I’ve spent some of the week end (don’t want to give the impression I’m a slow reader) reading two biggish political articles.  The first was David Remnick’s New Yorker essay on Bill Clinton; the second, Danny Kruger’s Prospect essay on Cameroonianism, if that’s the right word.

I have tried many times to subscribe to the NEw Yorker, but it’s delivery is erratic so I buy it occasionally from the news agents.  I was looking forward to Remnick’s article, but I was very disappointed.  First, it is very badly written.  Smug, cliched and even at times incoherent, not to say dull.  Secondly, and related, it succeeded in making me loathe Clinton, pretty much for all the same reasons.

The profile is completely one-sided.  For example, ex-President George HW Bush is profiteering by working for the Carlyle Group, while our Bill is merely working when he takes $100k for a lecture and hitches rides on the private jets of his plutocrat friends.  Clinton/Remnick admit no mistakes for his Presidency, save his failure to intervene in Rwanda.  Actually, his Presidency achieved little, save that it allowed Newt Gingrich and the Republicans in Congress to push through important legislative reforms.

Clinton also says, breathtakingly, that he wishes he had been President in 9/11.  Well, Bill, you were, except it was the first world trade bomb in 1993 and you did nothing about it.  But then he blames his failure to intervene in Rwanda on the inability of is ”staffers” to hold a meeting on the siubject.  May be they never got round to talking about al-Quaeda either.

Ugh.  No doubt Remnick will become director-general of the BBC.

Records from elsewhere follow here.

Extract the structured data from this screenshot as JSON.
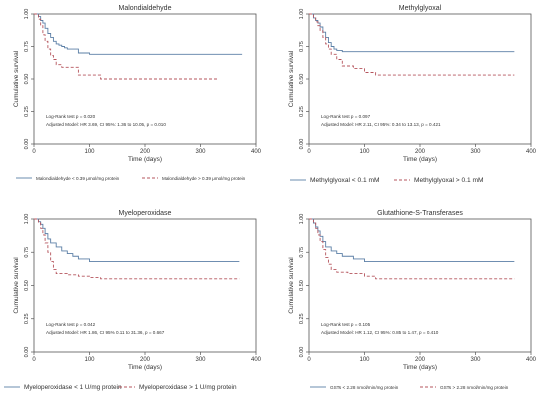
{
  "chart_data": [
    {
      "type": "line",
      "title": "Malondialdehyde",
      "xlabel": "Time (days)",
      "ylabel": "Cumulative survival",
      "xlim": [
        0,
        400
      ],
      "ylim": [
        0,
        1
      ],
      "xticks": [
        "0",
        "100",
        "200",
        "300",
        "400"
      ],
      "yticks": [
        "0.00",
        "0.25",
        "0.50",
        "0.75",
        "1.00"
      ],
      "grid": false,
      "legend_position": "bottom",
      "stats": [
        "Log-Rank test p = 0.020",
        "Adjusted Model: HR 3.69, CI 95%: 1.36 to 10.05, p = 0.010"
      ],
      "series": [
        {
          "name": "Malondialdehyde < 0.39 μmol/mg protein",
          "style": "solid",
          "color": "#5b7fa6",
          "x": [
            0,
            8,
            12,
            16,
            20,
            25,
            30,
            35,
            40,
            45,
            50,
            55,
            60,
            70,
            80,
            100,
            375
          ],
          "y": [
            1.0,
            0.98,
            0.95,
            0.93,
            0.89,
            0.85,
            0.82,
            0.79,
            0.77,
            0.76,
            0.75,
            0.74,
            0.73,
            0.73,
            0.7,
            0.69,
            0.69
          ]
        },
        {
          "name": "Malondialdehyde > 0.39 μmol/mg protein",
          "style": "dashed",
          "color": "#b5545c",
          "x": [
            0,
            8,
            12,
            16,
            20,
            25,
            30,
            35,
            40,
            50,
            60,
            80,
            100,
            120,
            330
          ],
          "y": [
            1.0,
            0.96,
            0.91,
            0.84,
            0.79,
            0.73,
            0.68,
            0.65,
            0.61,
            0.59,
            0.59,
            0.53,
            0.53,
            0.5,
            0.5
          ]
        }
      ]
    },
    {
      "type": "line",
      "title": "Methylglyoxal",
      "xlabel": "Time (days)",
      "ylabel": "Cumulative survival",
      "xlim": [
        0,
        400
      ],
      "ylim": [
        0,
        1
      ],
      "xticks": [
        "0",
        "100",
        "200",
        "300",
        "400"
      ],
      "yticks": [
        "0.00",
        "0.25",
        "0.50",
        "0.75",
        "1.00"
      ],
      "grid": false,
      "legend_position": "bottom",
      "stats": [
        "Log-Rank test p = 0.097",
        "Adjusted Model: HR 2.11, CI 95%: 0.34 to 13.13, p = 0.421"
      ],
      "series": [
        {
          "name": "Methylglyoxal < 0.1 mM",
          "style": "solid",
          "color": "#5b7fa6",
          "x": [
            0,
            8,
            12,
            16,
            20,
            25,
            30,
            35,
            40,
            45,
            50,
            60,
            80,
            370
          ],
          "y": [
            1.0,
            0.97,
            0.95,
            0.93,
            0.9,
            0.86,
            0.82,
            0.78,
            0.75,
            0.73,
            0.72,
            0.71,
            0.71,
            0.71
          ]
        },
        {
          "name": "Methylglyoxal > 0.1 mM",
          "style": "dashed",
          "color": "#b5545c",
          "x": [
            0,
            8,
            12,
            16,
            20,
            25,
            30,
            35,
            40,
            50,
            60,
            80,
            100,
            120,
            370
          ],
          "y": [
            1.0,
            0.97,
            0.94,
            0.91,
            0.87,
            0.82,
            0.77,
            0.73,
            0.69,
            0.65,
            0.6,
            0.58,
            0.55,
            0.53,
            0.53
          ]
        }
      ]
    },
    {
      "type": "line",
      "title": "Myeloperoxidase",
      "xlabel": "Time (days)",
      "ylabel": "Cumulative survival",
      "xlim": [
        0,
        400
      ],
      "ylim": [
        0,
        1
      ],
      "xticks": [
        "0",
        "100",
        "200",
        "300",
        "400"
      ],
      "yticks": [
        "0.00",
        "0.25",
        "0.50",
        "0.75",
        "1.00"
      ],
      "grid": false,
      "legend_position": "bottom",
      "stats": [
        "Log-Rank test p = 0.042",
        "Adjusted Model: HR 1.86, CI 95% 0.11 to 31.36, p = 0.667"
      ],
      "series": [
        {
          "name": "Myeloperoxidase < 1 U/mg protein",
          "style": "solid",
          "color": "#5b7fa6",
          "x": [
            0,
            8,
            12,
            16,
            20,
            25,
            30,
            40,
            50,
            60,
            70,
            80,
            100,
            370
          ],
          "y": [
            1.0,
            0.98,
            0.96,
            0.93,
            0.89,
            0.85,
            0.82,
            0.79,
            0.76,
            0.74,
            0.72,
            0.7,
            0.68,
            0.68
          ]
        },
        {
          "name": "Myeloperoxidase > 1 U/mg protein",
          "style": "dashed",
          "color": "#b5545c",
          "x": [
            0,
            8,
            12,
            16,
            20,
            25,
            30,
            35,
            40,
            60,
            80,
            100,
            120,
            370
          ],
          "y": [
            1.0,
            0.97,
            0.93,
            0.88,
            0.82,
            0.75,
            0.68,
            0.62,
            0.59,
            0.58,
            0.57,
            0.56,
            0.55,
            0.55
          ]
        }
      ]
    },
    {
      "type": "line",
      "title": "Glutathione-S-Transferases",
      "xlabel": "Time (days)",
      "ylabel": "Cumulative survival",
      "xlim": [
        0,
        400
      ],
      "ylim": [
        0,
        1
      ],
      "xticks": [
        "0",
        "100",
        "200",
        "300",
        "400"
      ],
      "yticks": [
        "0.00",
        "0.25",
        "0.50",
        "0.75",
        "1.00"
      ],
      "grid": false,
      "legend_position": "bottom",
      "stats": [
        "Log-Rank test p = 0.105",
        "Adjusted Model: HR 1.12, CI 95%: 0.85 to 1.47, p = 0.410"
      ],
      "series": [
        {
          "name": "GSTs < 2.28 nmol/min/mg protein",
          "style": "solid",
          "color": "#5b7fa6",
          "x": [
            0,
            8,
            12,
            16,
            20,
            25,
            30,
            40,
            50,
            60,
            80,
            100,
            370
          ],
          "y": [
            1.0,
            0.97,
            0.94,
            0.91,
            0.87,
            0.83,
            0.79,
            0.76,
            0.74,
            0.72,
            0.7,
            0.68,
            0.68
          ]
        },
        {
          "name": "GSTs > 2.28 nmol/min/mg protein",
          "style": "dashed",
          "color": "#b5545c",
          "x": [
            0,
            8,
            12,
            16,
            20,
            25,
            30,
            35,
            40,
            50,
            70,
            100,
            120,
            370
          ],
          "y": [
            1.0,
            0.97,
            0.93,
            0.88,
            0.83,
            0.77,
            0.71,
            0.66,
            0.62,
            0.6,
            0.59,
            0.57,
            0.55,
            0.55
          ]
        }
      ]
    }
  ]
}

By contrast, Danny Kruger’s article is an excellent exposition of the new Conservative outlook.  It points out that the difference between the left and the right remains the same - the former’s adherence to the state, and the latter’s adherence to the individual.  The battleground remains the community, society, or as Kruger calls it, fraternity.  Brown et al. see this as the province of state action, while Cameron sees it as the creation of free individuals.  Cameron is of course right, which is why his GOvernment will be less eager to turn to great centralist solutions to all our problems.  This is an article definitely worth reading, even if many journalists I have spoken to say they cannot understand it.  Kruger is a gret man, who was harshly forced to stand down as a Conservative candidate in 2005, and who has taken some flak for DC’s foreign policy speech last week. 

 

 

 

One response to “Kruger 1, Remnick 0”

  1. First time comment-maker here. Found you via Dale’s 100 Tory Blogs list.

    Ed, the flack for Danny was somewhat deserved, he did copy it wholesale from Fukuyama after all.